What Did Booker T Washington Believe In?

Booker T. Washington was a polarizing figure-- some people were very much in favor of his ideas and admired him, while others strongly opposed his ideas and criticized him. First, a little historical context. 
He was born into slavery in 1856; after emancipation, he was able, through hard work, to overcome extreme poverty, get an education, and become one of the best-known black public speakers and political leaders. During his long and distinguished career, he founded a vocational school for black students, and became friends with numerous white politicians, including presidents and governors. He was very popular in white society, and was frequently asked to be a spokesman on issues that affected the Negro population (black people were called "Negroes" back then).

What made him controversial was his belief that black people should focus mainly on learning a trade, rather than going to college. He also believed that fighting against segregation was not a winning strategy. Rather, he taught patience and understanding, and suggested that if black people were successful as craftsmen/craftswomen, farmers, or tradesmen, they would be able to have a good life and create a separate but equal society.

This put him at odds with some black leaders who wanted to challenge segregation and who believed black people should focus on getting into good colleges and having professional careers, rather than just accepting what seemed like subordinate jobs in society. Washington's defenders said that he absolutely believed that blacks and whites deserved equality, but he felt it was sensible and pragmatic to take things one step at a time.

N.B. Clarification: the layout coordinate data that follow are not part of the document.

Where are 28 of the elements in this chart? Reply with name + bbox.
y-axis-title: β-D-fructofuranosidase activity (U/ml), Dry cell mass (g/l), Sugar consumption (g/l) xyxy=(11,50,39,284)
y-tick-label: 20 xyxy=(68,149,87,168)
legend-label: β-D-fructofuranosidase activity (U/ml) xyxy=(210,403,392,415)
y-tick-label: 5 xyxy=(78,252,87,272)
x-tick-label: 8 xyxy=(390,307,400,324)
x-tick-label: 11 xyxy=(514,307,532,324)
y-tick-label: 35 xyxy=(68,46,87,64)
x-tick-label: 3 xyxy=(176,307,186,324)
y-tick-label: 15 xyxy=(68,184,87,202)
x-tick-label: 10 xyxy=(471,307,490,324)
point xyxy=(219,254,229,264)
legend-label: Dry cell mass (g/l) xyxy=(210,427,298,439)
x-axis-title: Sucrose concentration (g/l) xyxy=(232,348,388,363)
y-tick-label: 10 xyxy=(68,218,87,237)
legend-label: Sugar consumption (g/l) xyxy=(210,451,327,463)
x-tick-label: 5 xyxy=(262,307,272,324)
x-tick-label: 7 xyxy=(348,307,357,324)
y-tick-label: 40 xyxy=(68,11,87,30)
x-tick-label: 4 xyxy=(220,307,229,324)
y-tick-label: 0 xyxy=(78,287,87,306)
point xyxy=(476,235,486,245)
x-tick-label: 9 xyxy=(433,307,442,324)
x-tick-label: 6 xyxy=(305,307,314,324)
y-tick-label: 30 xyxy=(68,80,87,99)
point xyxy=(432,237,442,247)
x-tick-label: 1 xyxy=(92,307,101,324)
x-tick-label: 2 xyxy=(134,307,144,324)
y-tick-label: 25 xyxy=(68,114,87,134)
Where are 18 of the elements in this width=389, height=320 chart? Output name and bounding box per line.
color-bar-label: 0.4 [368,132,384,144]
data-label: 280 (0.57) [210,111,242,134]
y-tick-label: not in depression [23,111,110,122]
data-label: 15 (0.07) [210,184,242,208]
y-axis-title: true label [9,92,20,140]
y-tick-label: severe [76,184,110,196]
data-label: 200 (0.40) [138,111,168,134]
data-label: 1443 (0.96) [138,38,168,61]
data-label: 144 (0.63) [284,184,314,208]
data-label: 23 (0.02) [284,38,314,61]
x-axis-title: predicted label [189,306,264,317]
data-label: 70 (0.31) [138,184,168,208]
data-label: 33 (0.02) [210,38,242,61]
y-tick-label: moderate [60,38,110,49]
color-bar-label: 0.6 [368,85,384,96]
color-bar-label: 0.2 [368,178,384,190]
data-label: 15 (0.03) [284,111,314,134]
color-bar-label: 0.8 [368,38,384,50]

But both sides agreed that Booker T. Washington was a man of many achievements. He founded the school that is today known as Tuskegee University, his speeches on current issues drew big crowds, and his autobiography, "Up from Slavery" became a best seller. Further, his insistence on honesty, hard work, and self-determination were widely praised, as was his belief that black people needed to learn practical and marketable skills to be able to gain economic security. Even in a culture that was deeply racist and where segregation was accepted, Booker T. Washington was seen as someone who set a very positive example, and overcame difficult circumstances.